According to Deadline, Warner Bros. Discovery is exploring the idea of licensing its exclusive shows to Netflix. Are we looking at the end of the streaming wars?
In the old days, prior to Netflix firing the first shot in the streaming wars by merely existing, studios would license out their content to networks and distributors for a hefty fee. "Do you want some more eyeballs for your network?" studios would say. "How about I sell you the licensing rights to Seinfeld for (insert insane amount of money here), and you can play the show for the next ten years?"
However, once studios saw how audiences were beginning to flock toward Netflix as the company expanded into original content, Hollywood decided en masse that every network had to have a streaming service. And while the idea seemed logical on paper, it's actually been a massive misfire for a host of studios, as the streaming business, by and large, has turned out to be a huge money pit.
Recently, Warner Bros. Discovery CEO David Zaslav spoke about how most streaming services will eventually have to consolidate to survive. Considering that Disney Plus and Hulu are set to merge by the end of the year and how Zaslav's own platform Max is a mixture of Discovery Plus and HBO Max, I think he might be on to something. And now, with news of Warner Bros. Discovery shopping around some of its exclusive content to Netflix for those lucrative licensing contracts, we might be looking at the move that precipitates the end of the streaming wars.
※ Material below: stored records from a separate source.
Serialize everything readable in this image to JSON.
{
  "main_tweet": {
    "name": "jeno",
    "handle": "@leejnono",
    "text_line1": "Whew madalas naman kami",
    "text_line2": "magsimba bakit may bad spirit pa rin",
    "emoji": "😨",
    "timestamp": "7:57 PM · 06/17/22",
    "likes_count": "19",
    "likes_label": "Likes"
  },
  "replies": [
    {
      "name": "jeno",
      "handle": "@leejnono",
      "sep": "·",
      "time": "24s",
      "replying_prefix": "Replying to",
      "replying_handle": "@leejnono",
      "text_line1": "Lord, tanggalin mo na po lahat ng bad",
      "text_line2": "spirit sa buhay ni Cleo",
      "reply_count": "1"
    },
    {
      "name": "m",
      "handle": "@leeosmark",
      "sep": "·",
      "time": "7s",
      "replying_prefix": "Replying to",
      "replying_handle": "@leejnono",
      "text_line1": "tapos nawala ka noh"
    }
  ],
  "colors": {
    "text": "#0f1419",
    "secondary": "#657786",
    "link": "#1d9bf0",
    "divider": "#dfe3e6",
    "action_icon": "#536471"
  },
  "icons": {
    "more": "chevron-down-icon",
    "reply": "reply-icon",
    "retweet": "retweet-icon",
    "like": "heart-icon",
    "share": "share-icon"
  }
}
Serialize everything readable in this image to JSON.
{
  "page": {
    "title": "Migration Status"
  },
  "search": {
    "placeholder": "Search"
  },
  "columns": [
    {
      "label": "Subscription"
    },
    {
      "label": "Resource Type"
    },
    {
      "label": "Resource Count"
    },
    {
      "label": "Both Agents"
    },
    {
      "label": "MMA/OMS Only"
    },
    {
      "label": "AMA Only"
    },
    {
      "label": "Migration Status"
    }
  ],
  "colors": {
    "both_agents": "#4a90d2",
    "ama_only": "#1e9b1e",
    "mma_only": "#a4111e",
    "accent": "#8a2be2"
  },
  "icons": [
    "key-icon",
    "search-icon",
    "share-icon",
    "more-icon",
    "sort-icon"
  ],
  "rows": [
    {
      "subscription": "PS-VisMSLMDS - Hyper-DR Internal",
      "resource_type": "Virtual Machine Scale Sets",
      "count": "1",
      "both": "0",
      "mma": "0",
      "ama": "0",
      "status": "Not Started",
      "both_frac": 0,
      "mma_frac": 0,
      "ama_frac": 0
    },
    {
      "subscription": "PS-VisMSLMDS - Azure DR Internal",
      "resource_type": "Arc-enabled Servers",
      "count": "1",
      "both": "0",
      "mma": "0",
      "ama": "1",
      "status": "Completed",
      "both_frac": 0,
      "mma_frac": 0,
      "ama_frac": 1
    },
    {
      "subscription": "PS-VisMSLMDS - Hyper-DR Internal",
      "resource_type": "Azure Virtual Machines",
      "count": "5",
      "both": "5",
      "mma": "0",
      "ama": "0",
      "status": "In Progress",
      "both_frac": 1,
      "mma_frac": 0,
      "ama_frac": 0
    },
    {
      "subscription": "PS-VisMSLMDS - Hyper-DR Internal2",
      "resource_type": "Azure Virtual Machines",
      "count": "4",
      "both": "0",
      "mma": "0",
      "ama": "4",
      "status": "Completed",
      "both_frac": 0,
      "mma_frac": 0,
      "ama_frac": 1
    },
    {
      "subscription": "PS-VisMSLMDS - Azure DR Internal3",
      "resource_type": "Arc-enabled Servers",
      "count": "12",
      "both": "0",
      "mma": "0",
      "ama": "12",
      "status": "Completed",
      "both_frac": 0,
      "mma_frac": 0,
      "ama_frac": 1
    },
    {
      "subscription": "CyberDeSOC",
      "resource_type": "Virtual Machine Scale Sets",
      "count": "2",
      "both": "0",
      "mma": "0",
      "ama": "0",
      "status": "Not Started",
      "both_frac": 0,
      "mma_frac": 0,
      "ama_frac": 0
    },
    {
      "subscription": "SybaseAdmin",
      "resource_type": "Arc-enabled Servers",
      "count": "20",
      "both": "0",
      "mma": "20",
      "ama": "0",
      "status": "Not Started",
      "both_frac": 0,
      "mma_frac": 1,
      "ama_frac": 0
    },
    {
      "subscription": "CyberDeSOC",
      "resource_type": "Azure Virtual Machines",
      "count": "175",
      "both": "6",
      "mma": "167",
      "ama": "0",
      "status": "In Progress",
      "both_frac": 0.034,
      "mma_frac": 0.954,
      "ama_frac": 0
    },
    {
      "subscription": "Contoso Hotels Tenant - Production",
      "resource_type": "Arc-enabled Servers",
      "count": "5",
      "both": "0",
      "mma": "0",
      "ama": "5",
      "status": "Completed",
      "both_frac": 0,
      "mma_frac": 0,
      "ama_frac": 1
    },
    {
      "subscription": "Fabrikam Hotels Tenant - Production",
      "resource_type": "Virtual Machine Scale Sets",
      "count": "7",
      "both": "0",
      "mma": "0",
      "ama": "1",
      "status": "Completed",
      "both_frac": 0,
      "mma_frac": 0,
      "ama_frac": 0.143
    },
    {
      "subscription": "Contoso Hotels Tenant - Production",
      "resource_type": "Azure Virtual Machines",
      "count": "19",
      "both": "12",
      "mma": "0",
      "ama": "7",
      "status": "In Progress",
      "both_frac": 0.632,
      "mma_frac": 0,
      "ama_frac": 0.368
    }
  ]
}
HBO's streaming walled garden is coming down, it seems.
In a hugely surprising move, Deadline understands that Warner Bros. Discoveryis shopping some of its HBO library titles to rival Netflix. Such a deal would mark the first time in nearly a decade that HBO shows would exist on a rival SVOD service in the U.S.
The first title that Deadline understands is set to be part of the arrangement is Issa Rae comedy Insecure, which ran for five seasons on HBO and finished in December 2021. We hear there are other titles being discussed.
According to sources, this is a financial move. We hear HBO veterans pushed back against the plan but corporate financial consideration won out.